Case Study: Cloud Support Advisory

The Client: Major Social Media Company

Date: 2021

Project Lead: Tyler Fischella

Summary

In response to exponential growth and increased traffic driven by the COVID-19 pandemic, a large social media company required a dedicated project team to enhance its operational capabilities on Google Cloud. As end-user engagement surged, the company faced significant technical issues, and consequently, increased challenges in managing cloud resources. To address these challenges, the project team focused on operationalizing and scaling support management systems at Google Cloud.

Customer Challenge

The client faced operational capacity challenges in 2021, often requiring resources at a scale that was not readily available. The impact of COVID-19 and the resulting remote work policies hindered their ability to provide comprehensive onboarding training for new hires, which had been more effective in previous years. Additionally, they sought to increase consumption of services across products without compromising operational efficiency.

On the product side, the client encountered difficulties running Google Cloud services at scale, grappling with both product and organizational challenges. High availability, latency, and cost optimization emerged as key concerns as their adoption of Google Cloud matured.

Given the large scale of their operations on Google Cloud, which includes over 100 services and more than 1,000 projects, the client experienced a high volume of support cases each month. Many of these issues were related or long-standing, necessitating greater engagement from Google Cloud teams for investigation and root cause analysis.

Project Deliverables

The project team coordinated with engineers and product managers to launch several high-priority solutions, effectively advocating for the client.
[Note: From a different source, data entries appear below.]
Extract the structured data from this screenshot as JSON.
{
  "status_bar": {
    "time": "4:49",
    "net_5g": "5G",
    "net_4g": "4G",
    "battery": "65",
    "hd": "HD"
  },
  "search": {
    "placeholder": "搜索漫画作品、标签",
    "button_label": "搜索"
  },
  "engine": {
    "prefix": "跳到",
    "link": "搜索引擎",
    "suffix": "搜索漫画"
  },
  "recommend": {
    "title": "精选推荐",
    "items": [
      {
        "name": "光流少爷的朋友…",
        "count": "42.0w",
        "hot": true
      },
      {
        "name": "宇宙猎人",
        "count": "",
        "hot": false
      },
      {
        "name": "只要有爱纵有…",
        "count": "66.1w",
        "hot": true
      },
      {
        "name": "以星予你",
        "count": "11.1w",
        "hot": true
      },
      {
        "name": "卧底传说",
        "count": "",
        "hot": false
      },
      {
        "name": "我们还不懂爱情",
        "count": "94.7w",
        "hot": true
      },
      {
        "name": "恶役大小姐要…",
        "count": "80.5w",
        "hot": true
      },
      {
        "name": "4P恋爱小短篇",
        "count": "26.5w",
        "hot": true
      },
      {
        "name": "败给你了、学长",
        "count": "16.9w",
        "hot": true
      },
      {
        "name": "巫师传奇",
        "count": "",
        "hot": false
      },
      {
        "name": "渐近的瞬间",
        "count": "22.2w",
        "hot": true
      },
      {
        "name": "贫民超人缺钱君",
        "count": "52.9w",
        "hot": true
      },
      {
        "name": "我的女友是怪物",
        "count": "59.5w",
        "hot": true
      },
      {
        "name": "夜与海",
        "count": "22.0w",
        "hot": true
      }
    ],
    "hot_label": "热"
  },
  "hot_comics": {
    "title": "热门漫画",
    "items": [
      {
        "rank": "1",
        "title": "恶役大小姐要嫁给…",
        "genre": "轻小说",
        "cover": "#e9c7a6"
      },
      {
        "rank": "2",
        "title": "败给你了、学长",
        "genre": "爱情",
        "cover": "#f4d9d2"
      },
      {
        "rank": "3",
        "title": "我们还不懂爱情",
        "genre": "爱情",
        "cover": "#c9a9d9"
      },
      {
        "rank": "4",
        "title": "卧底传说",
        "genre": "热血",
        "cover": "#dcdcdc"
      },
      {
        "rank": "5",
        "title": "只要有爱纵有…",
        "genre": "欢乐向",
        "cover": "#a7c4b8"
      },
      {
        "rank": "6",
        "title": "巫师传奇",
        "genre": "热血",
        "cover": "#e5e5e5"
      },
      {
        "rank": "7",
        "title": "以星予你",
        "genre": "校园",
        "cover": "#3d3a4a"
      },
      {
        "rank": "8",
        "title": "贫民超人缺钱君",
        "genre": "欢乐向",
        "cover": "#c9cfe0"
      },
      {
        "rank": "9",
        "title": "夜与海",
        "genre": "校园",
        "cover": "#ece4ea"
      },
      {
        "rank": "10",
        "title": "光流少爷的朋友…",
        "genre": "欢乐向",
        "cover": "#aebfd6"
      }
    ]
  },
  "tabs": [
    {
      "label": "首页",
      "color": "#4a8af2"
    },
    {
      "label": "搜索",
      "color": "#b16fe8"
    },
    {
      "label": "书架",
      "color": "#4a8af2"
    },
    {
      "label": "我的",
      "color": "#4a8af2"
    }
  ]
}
  1. Assessed Current Support Model:

    • The team analyzed existing support workflows, response times, and issue resolution metrics.

    • Pain points and bottlenecks were identified from both support teams and the client.

  2. Defined New Support Objectives:

    • Clear goals were set for response times, resolution times, client satisfaction, and cost efficiency.

  3. Designed the New Support Process Framework:

    • New roles, responsibilities, and escalation paths were defined for clients primary workloads.

  4. Implemented New Self-Service Paths

    • A knowledge base or FAQ repository was set up to enable self-service for common issues.

    • Automation was used for new routine tasks for capacity management, priority assignment, and status updates.

  5. Established Clear SLAs and SOPs:

    • Service Level Agreements (SLAs) were developed to outline expected response and resolution times.

    • Standard Operating Procedures (SOPs) were created for handling common and complex issues, ensuring consistency.

  6. Deployed Monitoring & Alerting Systems:

    • Real-time monitoring for cloud services was set up to proactively identify slot management and quota issues.

    • Alerting systems were improved to notify support teams of potential problems before client was impacted.

Engagement initiatives also included weekly onboarding sessions for new engineers, which provided insights into available resources and collaboration.

Through program management of multiple workstreams, the team maintained alignment with customer goals via weekly status updates and addressed any potential risks or issues. Additionally, they translated implementation requirements for the engineering and product management teams, ensuring that the client’s needs were effectively met.

Impact

Black Friday/Cyber Monday (BFCM) & New Year’s Eve (NYE)

  • Identified pain points and bottlenecks from both support teams and client.

  • Set up real-time monitoring for cloud services to proactively identify potential issues.

  • Monitored and supported two scale tests during BFCM, ensuring a successful pre-spin with no major incidents or outages.

  • Prepared for three scale tests on NYE, submitting over 60 capacity signals for critical projects and alerting product engineering teams.

  • Implemented alerting systems to notify support teams of emerging problems before client impact.

  1. New Support Management

    • Established clear goals for response times, resolution times, customer satisfaction, and cost efficiency.

    • Created key performance indicators (KPIs) aligned with business and customer needs.

    • Set up a knowledge base or FAQ repository to enable self-service for common issues.

  2. AI/ML Initiatives

    • Delivered new integration of Tensor Processing Units (TPUs) into the Ads Ranking team’s training pipeline, which improved operational use of AI/ML workloads and spontaneous experiments.

  3. Infrastructure, Compute, & GKE

    • Delivered multiple solutions focused on simplifying operations and management through a service mesh abstraction.

    • Provided solutions for comprehensive visibility into customer interactions and ongoing support tickets.

  4. Big Data Achievements

    • Delivered faster root cause analyses for several technical issues across BigQuery, Dataproc, and Dataflow.

    • Created Standard Operating Procedures (SOPs) for handling common and complex issues.

  5. Database & Storage Developments

    • Delivered four essential security features, prior to BFCM and NYE.